RIM brings order to scattered spreadsheets, technical notes and files by offering a single source of truth — guided by the FAIR data principles.
Introduction
The Research Information Model (RIM) is intended to form a common data environment (CDE) for research projects. The database is being assembled guided by the FAIR data principles — it strives to make material data Findable, Accessible, Interoperable and Reusable. A well-designed CDE brings order to scattered spreadsheets, technical notes and files by offering a single source of truth that everybody can trust.
The name Research Information Model (RIM) is chosen by analogy with Building Information Modelling (BIM), a key digital technology in the civil engineering and construction industry. BIM combines an asset model with structured, machine-readable information (materials, quantities, specifications and schedules) so that many stakeholders can work from a shared and continuously updated source of truth.
In practice, BIM delivers value mainly through coordinated information management: it reduces fragmented documentation by keeping project data in one place, enforces consistent data structures and terminology, and improves collaboration by enabling early detection of inconsistencies and better-informed decisions across the whole asset lifecycle.

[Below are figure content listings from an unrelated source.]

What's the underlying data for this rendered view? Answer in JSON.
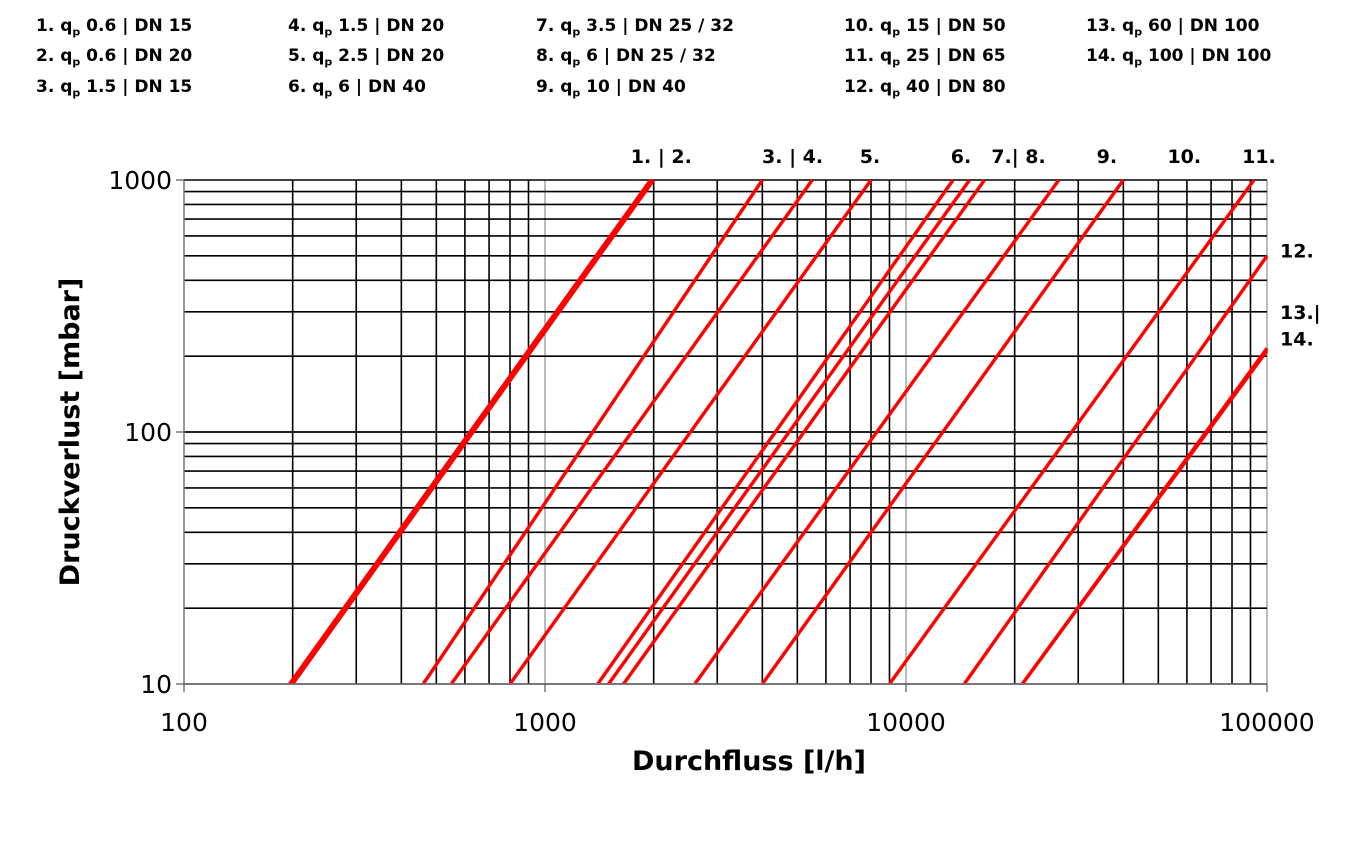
{
  "legend": [
    {
      "num": "1.",
      "q": "0.6",
      "dn": "DN 15"
    },
    {
      "num": "2.",
      "q": "0.6",
      "dn": "DN 20"
    },
    {
      "num": "3.",
      "q": "1.5",
      "dn": "DN 15"
    },
    {
      "num": "4.",
      "q": "1.5",
      "dn": "DN 20"
    },
    {
      "num": "5.",
      "q": "2.5",
      "dn": "DN 20"
    },
    {
      "num": "6.",
      "q": "6",
      "dn": "DN 40"
    },
    {
      "num": "7.",
      "q": "3.5",
      "dn": "DN 25 / 32"
    },
    {
      "num": "8.",
      "q": "6",
      "dn": "DN 25 / 32"
    },
    {
      "num": "9.",
      "q": "10",
      "dn": "DN 40"
    },
    {
      "num": "10.",
      "q": "15",
      "dn": "DN 50"
    },
    {
      "num": "11.",
      "q": "25",
      "dn": "DN 65"
    },
    {
      "num": "12.",
      "q": "40",
      "dn": "DN 80"
    },
    {
      "num": "13.",
      "q": "60",
      "dn": "DN 100"
    },
    {
      "num": "14.",
      "q": "100",
      "dn": "DN 100"
    }
  ],
  "chart_data": {
    "type": "line",
    "xlabel": "Durchfluss [l/h]",
    "ylabel": "Druckverlust [mbar]",
    "xscale": "log",
    "yscale": "log",
    "xlim": [
      100,
      100000
    ],
    "ylim": [
      10,
      1000
    ],
    "x_ticks": [
      "100",
      "1000",
      "10000",
      "100000"
    ],
    "y_ticks": [
      "10",
      "100",
      "1000"
    ],
    "grid": true,
    "line_color": "#ff0000",
    "series": [
      {
        "name": "1.",
        "x": [
          200,
          2000
        ],
        "y": [
          10,
          1000
        ]
      },
      {
        "name": "2.",
        "x": [
          196,
          1960
        ],
        "y": [
          10,
          1000
        ]
      },
      {
        "name": "3.",
        "x": [
          460,
          4000
        ],
        "y": [
          10,
          1000
        ]
      },
      {
        "name": "4.",
        "x": [
          550,
          5500
        ],
        "y": [
          10,
          1000
        ]
      },
      {
        "name": "5.",
        "x": [
          800,
          8000
        ],
        "y": [
          10,
          1000
        ]
      },
      {
        "name": "6.",
        "x": [
          1400,
          13500
        ],
        "y": [
          10,
          1000
        ]
      },
      {
        "name": "7.",
        "x": [
          1650,
          16500
        ],
        "y": [
          10,
          1000
        ]
      },
      {
        "name": "8.",
        "x": [
          1500,
          15000
        ],
        "y": [
          10,
          1000
        ]
      },
      {
        "name": "9.",
        "x": [
          2600,
          26500
        ],
        "y": [
          10,
          1000
        ]
      },
      {
        "name": "10.",
        "x": [
          4000,
          40000
        ],
        "y": [
          10,
          1000
        ]
      },
      {
        "name": "11.",
        "x": [
          9000,
          92000
        ],
        "y": [
          10,
          1000
        ]
      },
      {
        "name": "12.",
        "x": [
          14500,
          100000
        ],
        "y": [
          10,
          500
        ]
      },
      {
        "name": "13.",
        "x": [
          21000,
          100000
        ],
        "y": [
          10,
          210
        ]
      },
      {
        "name": "14.",
        "x": [
          21000,
          100000
        ],
        "y": [
          10,
          215
        ]
      }
    ],
    "top_labels": [
      {
        "text": "1. | 2.",
        "x": 2100
      },
      {
        "text": "3. | 4.",
        "x": 4850
      },
      {
        "text": "5.",
        "x": 7950
      },
      {
        "text": "6.",
        "x": 14200
      },
      {
        "text": "7.| 8.",
        "x": 20500
      },
      {
        "text": "9.",
        "x": 36000
      },
      {
        "text": "10.",
        "x": 59000
      },
      {
        "text": "11.",
        "x": 95000
      }
    ],
    "right_labels": [
      {
        "text": "12.",
        "y": 525
      },
      {
        "text": "13.|",
        "y": 300
      },
      {
        "text": "14.",
        "y": 235
      }
    ]
  }
}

RIM applies the same philosophy to research projects. Instead of modelling a building, it models the research 'asset' — geometry, materials, production methods, experiments, datasets, documents and their provenance — inside a common data environment. By standardising how these artefacts are described and linked, RIM supports reproducibility and reuse and aligns day-to-day research data handling with the FAIR principles.
To achieve this, RIM bridges design authoring and cloud collaboration. In Grasshopper (GH), users create, query and validate database entries next to their parametric models, enabling a design-driven unified workflow. Combined with cloud functionality similarly to the services such as Nextcloud for synchronised storage, sharing and access control, RIM keeps structured records and supporting files available to the whole team.
Three pillars
The message below summarises why centralising, standardising and collaborating on data is so important:
Centralisation / 01
Keeps all relevant information in one reliable location. A single repository improves efficiency because large datasets are easier to find, reduces inconsistencies by eliminating duplicate copies, and ensures real-time accessibility for dynamic projects. No more hunting through e-mails or local folders — everything lives together.
Standardisation / 02
Harmonises how data is stored and formatted. When data follow clear structures and use consistent units and terminology, different software tools can exchange information seamlessly. Quality improves because validation checks catch errors and missing values before they propagate downstream. Standardised data also makes it simpler for machines (AI systems) and humans to interpret the information.
Collaboration / 03
Flourishes when everyone works on the same platform. User-friendly interfaces invite people from different backgrounds — engineers, materials scientists, architects — to contribute their expertise. Sharing enriches the data, sparks innovation and helps teams achieve better outcomes. Access to a wide range of perspectives encourages creativity and problem solving.
Developing the RIM database is simultaneously the development of its semantic model — a shared, machine-readable vocabulary and set of relationships that gives research assets and their metadata unambiguous meaning. RIM functions as a semantic layer that captures the meaning, relationships, and constraints of research artifacts across geometry, materials, production, and evaluation, enabling consistent interpretation across tools and projects.